RA-Gen, an RP-ReAct instance, attains a 94.8% security rate and 95.8% pass rate on vulnerability-patching tasks. It outperforms base GPT-4 and Gemini1.0 Pro, with explicit traceability for every step.

A common finding is that RP-ReAct requires large LRMs with substantial base reasoning capacity; model sizes below 7–8B parameters do not reliably solve complex benchmarks (Molinari et al., 3 Dec 2025).

5. Theoretical Foundations and Extensions

Early formalizations of the RP-ReAct paradigm are grounded in high-level transition models and reactive policies with planning (Saribatur et al., 2016). In these, execution proceeds through (a) a reasoner selecting subgoals based on clustered abstract states, and (b) an integrated planner computing plans to reach these subgoals. Theoretical analysis encompasses the soundness and completeness of plan synthesis, complexity (PSPACE in general), and properties of state clustering.

Later systems add online learning, partial observability, and multi-agent configurations.

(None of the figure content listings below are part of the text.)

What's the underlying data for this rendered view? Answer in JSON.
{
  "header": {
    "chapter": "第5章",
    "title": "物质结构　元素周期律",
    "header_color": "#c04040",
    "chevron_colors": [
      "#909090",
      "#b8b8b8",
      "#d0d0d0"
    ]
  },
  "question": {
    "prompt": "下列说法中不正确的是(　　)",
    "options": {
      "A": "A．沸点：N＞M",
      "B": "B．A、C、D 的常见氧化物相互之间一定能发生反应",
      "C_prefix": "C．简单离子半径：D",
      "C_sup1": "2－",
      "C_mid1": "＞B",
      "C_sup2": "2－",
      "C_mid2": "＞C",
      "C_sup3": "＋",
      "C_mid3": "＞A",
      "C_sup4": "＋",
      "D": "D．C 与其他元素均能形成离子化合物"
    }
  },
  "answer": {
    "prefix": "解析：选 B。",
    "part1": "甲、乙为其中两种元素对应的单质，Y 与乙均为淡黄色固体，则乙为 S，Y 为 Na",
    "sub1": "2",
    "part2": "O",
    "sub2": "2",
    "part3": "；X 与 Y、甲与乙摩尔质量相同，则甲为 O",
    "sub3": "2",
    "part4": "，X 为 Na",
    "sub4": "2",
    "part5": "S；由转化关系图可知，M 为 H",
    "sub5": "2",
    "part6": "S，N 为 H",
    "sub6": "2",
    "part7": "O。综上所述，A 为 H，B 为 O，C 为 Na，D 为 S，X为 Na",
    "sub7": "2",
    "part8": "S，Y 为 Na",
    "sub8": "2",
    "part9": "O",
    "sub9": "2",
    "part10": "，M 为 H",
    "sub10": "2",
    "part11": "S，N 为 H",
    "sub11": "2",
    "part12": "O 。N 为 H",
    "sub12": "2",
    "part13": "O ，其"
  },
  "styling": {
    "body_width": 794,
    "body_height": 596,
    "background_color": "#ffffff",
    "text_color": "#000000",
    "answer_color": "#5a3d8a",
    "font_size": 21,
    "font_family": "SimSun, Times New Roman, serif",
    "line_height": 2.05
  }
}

For example, RAE+UPOM+Learning interleaves deliberative acting and online planning with operational models, using Monte Carlo Tree Search and domain-learned heuristics to optimize real-time acting efficiency (Patra et al., 2020).

Controllability, safety, and interpretability are reinforced in code generation contexts by explicit agent modularity, transparent reasoning traces, and static verification gates (Liu et al., 9 Oct 2025).

6. Limitations and Future Trajectories

Current RP-ReAct variants are subject to several limitations:

Generalization is bounded by available datasets (ToolQA/ComplexTool-Plan) and the absence of broader, more diverse benchmarks (e.g., OfficeBench, Mint) (Molinari et al., 3 Dec 2025).
No supervised or reinforcement tuning has yet been applied to RPA and PEA in the original enterprise setting, leaving potential gains untapped (Molinari et al., 3 Dec 2025).
Context threshold and model temperature require further systematic exploration; integration of more advanced summarization and memory mechanisms is a prospective extension (Molinari et al., 3 Dec 2025).
Robustness with small models and real-time multi-agent deployments remains an open area, as does quantitative evaluation against traditional agent control architectures (Puerta-Merino et al., 17 Jan 2025).
Global plans may become intractably complex for very large toolsets without further abstraction, pruning strategies, or hierarchical decomposition.

Research trends indicate future directions including symbolic-abstraction refinement, richer plan forms (e.g., contingent, hierarchical), multi-agent orchestration, and explicit learning/refinement of reasoning and planning components over time (Saribatur et al., 2016, Wei et al., 13 Nov 2025).

7. Cross-Domain Relevance

RP-ReAct's architecture—decoupling global reasoning from local execution—has been broadly instantiated: from complex enterprise automation (Molinari et al., 3 Dec 2025), to multi-agent code generation with formal safety guarantees (Liu et al., 9 Oct 2025), to NPC control in simulated environments (Puerta-Merino et al., 17 Jan 2025), to planner-centric tool reasoning with parallel execution over DAGs (Wei et al., 13 Nov 2025), and foundationally to high-level policy synthesis in action-languages (Saribatur et al., 2016). A plausible implication is that this modular decoupling is converging as a standard design pattern in LLM-augmented agentic reasoning, especially under context, compliance, and generalization constraints endemic to complex real-world domains.